The multi-threaded engines of most other databases, MySQL and derivatives, most open source and commercial engines use multiple threads to control multiple disks (IO purposes) or to provide some parallelism in execution. Multiple queries that run in parallel can be assigned to different threads. If the pipes that connect the operators in a traditional iterator model implementation of a database engine are thread-safe, each operator can run in its own thread, thus allowing some level of parallelism. I say some since for Q1 in TPCH, only 2-3 threads can be used for the selection, aggregation/group-by and possibly for unpacking(depending on IO model). On the 48 core machine, the rest of the threads would simply be idle. I will refer to this multi-threading model as weak multi-threading.

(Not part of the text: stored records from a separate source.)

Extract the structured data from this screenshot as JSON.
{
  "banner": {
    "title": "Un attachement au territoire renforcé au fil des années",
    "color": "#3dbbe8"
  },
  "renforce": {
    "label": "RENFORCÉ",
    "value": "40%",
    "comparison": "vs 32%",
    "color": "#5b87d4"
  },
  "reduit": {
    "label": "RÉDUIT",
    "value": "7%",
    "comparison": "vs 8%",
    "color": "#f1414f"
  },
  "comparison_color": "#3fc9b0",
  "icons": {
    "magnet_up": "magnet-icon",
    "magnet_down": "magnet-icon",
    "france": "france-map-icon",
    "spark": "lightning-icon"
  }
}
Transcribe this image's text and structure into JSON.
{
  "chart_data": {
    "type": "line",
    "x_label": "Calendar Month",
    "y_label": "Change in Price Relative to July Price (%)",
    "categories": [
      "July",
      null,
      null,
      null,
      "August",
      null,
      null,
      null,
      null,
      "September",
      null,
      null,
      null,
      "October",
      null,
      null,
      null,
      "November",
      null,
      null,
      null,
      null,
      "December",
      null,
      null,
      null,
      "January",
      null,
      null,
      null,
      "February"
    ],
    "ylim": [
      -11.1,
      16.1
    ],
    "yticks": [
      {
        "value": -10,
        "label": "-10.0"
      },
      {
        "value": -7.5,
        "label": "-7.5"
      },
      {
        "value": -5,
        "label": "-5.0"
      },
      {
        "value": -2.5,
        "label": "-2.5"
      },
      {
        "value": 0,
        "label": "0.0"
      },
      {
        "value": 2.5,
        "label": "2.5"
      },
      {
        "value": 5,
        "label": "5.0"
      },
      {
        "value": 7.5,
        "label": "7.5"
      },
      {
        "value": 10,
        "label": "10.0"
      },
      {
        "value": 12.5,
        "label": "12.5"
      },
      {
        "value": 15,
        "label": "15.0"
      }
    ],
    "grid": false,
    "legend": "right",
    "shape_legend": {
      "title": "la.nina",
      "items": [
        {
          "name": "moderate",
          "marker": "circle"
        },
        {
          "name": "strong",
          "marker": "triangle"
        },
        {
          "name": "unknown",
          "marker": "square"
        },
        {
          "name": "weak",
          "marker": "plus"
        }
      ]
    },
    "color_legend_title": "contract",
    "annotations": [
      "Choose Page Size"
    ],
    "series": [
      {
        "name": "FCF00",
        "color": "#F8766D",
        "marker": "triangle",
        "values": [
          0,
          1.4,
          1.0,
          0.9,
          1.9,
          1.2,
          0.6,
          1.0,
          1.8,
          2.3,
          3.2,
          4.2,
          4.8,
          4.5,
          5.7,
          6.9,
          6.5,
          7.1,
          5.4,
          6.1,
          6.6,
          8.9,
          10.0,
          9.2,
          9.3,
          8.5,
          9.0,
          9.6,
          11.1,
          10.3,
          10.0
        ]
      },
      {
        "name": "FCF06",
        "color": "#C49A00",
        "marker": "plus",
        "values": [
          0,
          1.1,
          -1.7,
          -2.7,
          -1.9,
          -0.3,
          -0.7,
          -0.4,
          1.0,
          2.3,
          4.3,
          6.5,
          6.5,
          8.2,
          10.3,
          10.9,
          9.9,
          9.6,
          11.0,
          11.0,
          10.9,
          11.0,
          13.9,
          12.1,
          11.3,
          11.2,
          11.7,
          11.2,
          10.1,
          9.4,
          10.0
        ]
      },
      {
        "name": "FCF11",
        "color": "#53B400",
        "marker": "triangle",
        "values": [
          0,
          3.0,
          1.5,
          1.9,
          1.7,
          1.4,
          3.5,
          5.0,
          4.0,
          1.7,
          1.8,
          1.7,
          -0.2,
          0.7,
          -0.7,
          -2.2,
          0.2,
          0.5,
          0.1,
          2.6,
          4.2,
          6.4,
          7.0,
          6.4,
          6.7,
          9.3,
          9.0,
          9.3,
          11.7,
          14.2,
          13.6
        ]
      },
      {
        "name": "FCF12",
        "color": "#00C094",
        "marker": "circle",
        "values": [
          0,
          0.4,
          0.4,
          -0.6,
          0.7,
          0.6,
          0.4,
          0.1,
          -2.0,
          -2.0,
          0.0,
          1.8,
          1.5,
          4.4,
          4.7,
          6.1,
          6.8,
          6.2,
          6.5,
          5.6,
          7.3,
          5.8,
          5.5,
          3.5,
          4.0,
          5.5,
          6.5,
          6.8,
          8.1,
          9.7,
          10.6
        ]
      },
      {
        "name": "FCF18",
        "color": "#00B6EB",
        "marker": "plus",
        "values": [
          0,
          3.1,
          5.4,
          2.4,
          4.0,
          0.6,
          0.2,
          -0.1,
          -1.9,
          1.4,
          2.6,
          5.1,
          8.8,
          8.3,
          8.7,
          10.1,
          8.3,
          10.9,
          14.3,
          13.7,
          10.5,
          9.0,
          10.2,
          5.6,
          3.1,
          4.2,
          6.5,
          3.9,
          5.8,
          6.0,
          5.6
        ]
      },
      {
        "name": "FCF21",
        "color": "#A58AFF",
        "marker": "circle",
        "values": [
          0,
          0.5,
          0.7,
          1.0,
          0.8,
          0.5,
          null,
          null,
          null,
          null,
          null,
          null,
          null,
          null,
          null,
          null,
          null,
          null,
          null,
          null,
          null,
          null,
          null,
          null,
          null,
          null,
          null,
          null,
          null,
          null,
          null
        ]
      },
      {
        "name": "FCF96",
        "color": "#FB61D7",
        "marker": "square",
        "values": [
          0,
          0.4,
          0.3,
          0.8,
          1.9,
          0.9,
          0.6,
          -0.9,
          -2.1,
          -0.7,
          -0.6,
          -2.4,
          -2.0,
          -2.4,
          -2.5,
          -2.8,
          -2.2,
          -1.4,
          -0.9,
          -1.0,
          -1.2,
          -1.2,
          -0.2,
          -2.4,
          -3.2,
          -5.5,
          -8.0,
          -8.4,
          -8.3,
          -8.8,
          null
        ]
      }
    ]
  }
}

For machines with many cores, a strong version of multi-threading is needed: each operator needs to be multi-threaded and capable of using all the cores in the system. In the case of TPCH-Q1, the most power needs to be given to the aggregation operator, selection is trivial (filter on date). Other queries like Q6 have most of the effort in selection if indexing is not used. Achieving strong multi-threading for selection and aggregation is nontrivial but not very complex due to the fact that they parallelize nicely. The join and related operators are far trickier. The main problem in general is how to avoid any significant use of locking since the performance quickly decreases below the single-threaded level. A story I hear very often when I talk to people about their multi-threading adventures is that now, using 5 threads, their code is slower that single-threaded.
The key for achieving strong multi-threading in DataPath is the notion of Chunk. Chunks are bundles of 2 million tuples (+-) that are processed as a unit. DataPath uses a fairly sophisticated task scheduler but it can afford to do so since each decision corresponds to 2M tuples, thus it is virtually free. The use of Chunks as the unit of storage and execution is, in my opinion, by far the best decision we took in the design of DataPath. Chunks are build in parallel from the disk. Work on different Chunks can be performed in parallel by various operators and can use all the cores if necessary. In the Q1 example, we can have up to 48 Chunks processed by the aggregate operator to keep up with the fast disk.
Chunks have many other benefits, which I will highlight in subsequent posts. Other software engineering techniques are also needed to design an engine that can keep track of many parallel sub-tasks and manage them efficiently. Long discussions are needed for all of these issues.
The most important point I can make on this issue is that without the use of medium-coarse grained parallelism, strong multi-threading cannot be achieved. If the parallelism is too finely controlled, the management dominates the running time. If the task is not broken into parts smallel than an operator, large analytical queries like TPCH-Q1 cannot benefit. The Chunks in DataPath achieve precisely this medium-coarse granularity for tasks.